An algorithm is a process or set of rules to be followed in calculations or other problem-solving operations, especially by a computer. The big computers behind everything today use algorithms.

Consider Facebook.
Every time you open Facebook, one of the world’s most influential, controversial, and misunderstood algorithms springs into action. It scans and collects everything posted in the past week by each of your friends, everyone you follow, each group you belong to, and every Facebook page you’ve liked. For the average Facebook user, that’s more than 1,500 posts. If you have several hundred friends, it could be as many as 10,000. Then, according to a closely guarded and constantly shifting formula, Facebook’s news feed algorithm ranks them all, in what it believes to be the precise order of how likely you are to find each post worthwhile. Most users will only ever see the top few hundred.
That's not all, of course.


When you browse online for a new pair of shoes, pick a movie to stream on Netflix or apply for a car loan, an algorithm likely has its word to say on the outcome. The complex mathematical formulas are playing a growing role in all walks of life: from detecting skin cancers to suggesting new Facebook friends, deciding who gets a job, how police resources are deployed, who gets insurance at what cost, or who is on a "no fly" list.

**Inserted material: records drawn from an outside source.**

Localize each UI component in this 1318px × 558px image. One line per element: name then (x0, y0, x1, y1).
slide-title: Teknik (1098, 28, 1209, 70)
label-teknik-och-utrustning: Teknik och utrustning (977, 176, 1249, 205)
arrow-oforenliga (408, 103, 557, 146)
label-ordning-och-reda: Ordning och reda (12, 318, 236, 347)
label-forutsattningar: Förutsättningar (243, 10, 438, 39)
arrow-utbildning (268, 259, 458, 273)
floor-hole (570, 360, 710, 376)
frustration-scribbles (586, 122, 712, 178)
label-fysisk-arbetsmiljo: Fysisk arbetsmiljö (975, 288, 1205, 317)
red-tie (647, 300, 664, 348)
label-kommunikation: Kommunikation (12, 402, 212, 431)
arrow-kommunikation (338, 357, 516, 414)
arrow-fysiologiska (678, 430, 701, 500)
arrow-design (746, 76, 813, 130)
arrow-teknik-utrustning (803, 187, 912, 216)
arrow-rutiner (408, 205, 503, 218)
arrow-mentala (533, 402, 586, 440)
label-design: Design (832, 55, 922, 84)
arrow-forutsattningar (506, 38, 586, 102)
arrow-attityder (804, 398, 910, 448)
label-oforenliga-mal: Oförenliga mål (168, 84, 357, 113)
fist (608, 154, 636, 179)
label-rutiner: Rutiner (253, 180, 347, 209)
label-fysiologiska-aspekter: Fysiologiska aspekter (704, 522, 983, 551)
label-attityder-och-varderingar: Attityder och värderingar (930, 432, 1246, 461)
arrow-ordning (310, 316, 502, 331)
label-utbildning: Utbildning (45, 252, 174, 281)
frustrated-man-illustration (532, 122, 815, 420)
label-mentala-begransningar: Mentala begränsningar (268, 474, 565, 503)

Algorithms have a dark side.
Algorithms are used by governments and corporations alike to try and foresee the future and inform decision making. Google, for example, uses algorithms to auto-fill its search box as you type into it and to rank the websites it lists after you hit the return button, directing you to certain websites over others. Self-driving cars use algorithms to decide their route and speed, and potentially even whom to run over in an emergency situation. 
Financial corporations use algorithms to assess your risk profile, to determine whether they should give you a loan, credit card or insurance. If you are lucky enough to be offered one of their products, they will then work out how much you should pay for that product. Employers do the same to select the best candidates for the job and to assess their workers' productivity and abilities. 
Even governments around the world are becoming big adopters of algorithms. Predictive policing algorithms allow the police to focus limited resources on crime hotspots. Border security officials use algorithms to determine who should be on a no-fly list. Judges could soon use algorithms to determine the re-offending risk of an offender and select the most appropriate sentence.